3 etti di farina di mais, 20 gr di farina di frumento, 3 etti di fagioli borlotti, ½ cavolo verza, 1 cipolla, un gambo di sedano, salvia, rosmarino, prezzemolo, un pezzettino di lardo, parmigiano grattugiato, olio, sale.

Mettete a bagno i fagioli in acqua tiepida salata per almeno 6 ore. Tagliuzzate il
cavolo e insaporite con un  soffritto preparato tritando la cipolla e il lardo e facendo
imbiondire il tutto con 4 cucchiai d’olio a fuoco basso, a lungo. Sciacquate i fagioli e
 bolliteli in 1 lt d’acqua con l’aggiunta del mazzo di profumi, fino a quando questa
si sarà ridotta della metà. A questo punto aggiungete 2 lt d’acqua il cavolo e il
soffritto.
Riottenuto il bollore, fate la polenta nella pentola stessa in cui stanno
cuocendo i fagioli e gli altri ingredienti, usando la farina gialla a cui avrete aggiunto
quella bianca. Regolate di sale, togliete il mazzo di profumi e portate a cottura,
mescolando continuamente. In circa ¾ d’ora, otterrete una polenta morbida, che potrà
essere consumata calda, condita con il burro e cosparsa di parmigiano grattugiato, o
fredda, tagliata a fette fritte nell’olio.

Stoccafisso alla Trentina
Per 4 persone

500 gr. di stoccafisso, precedentemente ammollato, ½ kg di patate,  cipolla, 2 spicchi d’aglio, un pezzo di sedano rapa, ½ lt di latte, 2 foglie d’alloro, 4 chiodi di garofano, burro, olio, sale e pepe.
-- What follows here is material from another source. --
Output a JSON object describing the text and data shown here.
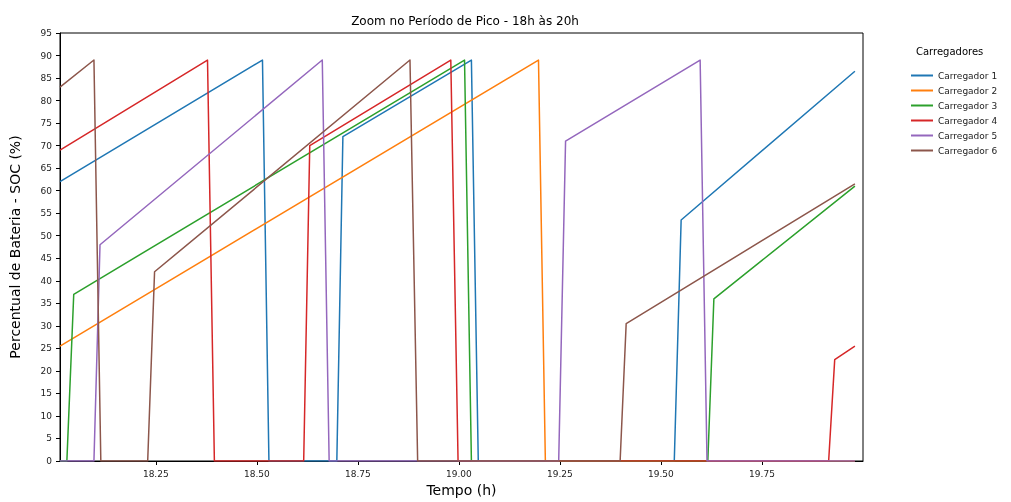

Fate cuocere in acqua bollente per 10 minuti lo stoccafisso. Toglietelo dal fuoco, togliete pelle e lische, tagliatelo a piccoli pezzi.
In una teglia, con olio, fate rosolare la cipolla, unitevi il sedano rapa tagliato a fette, e quando anch’esso sarà rosolato, unite le patate sbucciate, tagliate a grosse fette. Salate, pepate e fate cuocere coperto, a fuoco lento. A metà cottura, togliete dal fuoco la teglia e adagiatevi lo stoccafisso a pezzi, i chiodi di garofano, l’alloro e l’aglio tritato. Aggiustate di sale, aggiungete, cospargendo la preparazione, dei riccioli di burro e versatevi ¼ di lt di latte.
Mettete la preparazione in forno preriscaldato a 190° per 15 minuti, quindi mescolate e aggiungete un altro quarto di latte, poco alla volta, lasciando cuocere fino a completo assorbimento del liquido. Lo stoccafisso sarà pronto, servitelo caldo.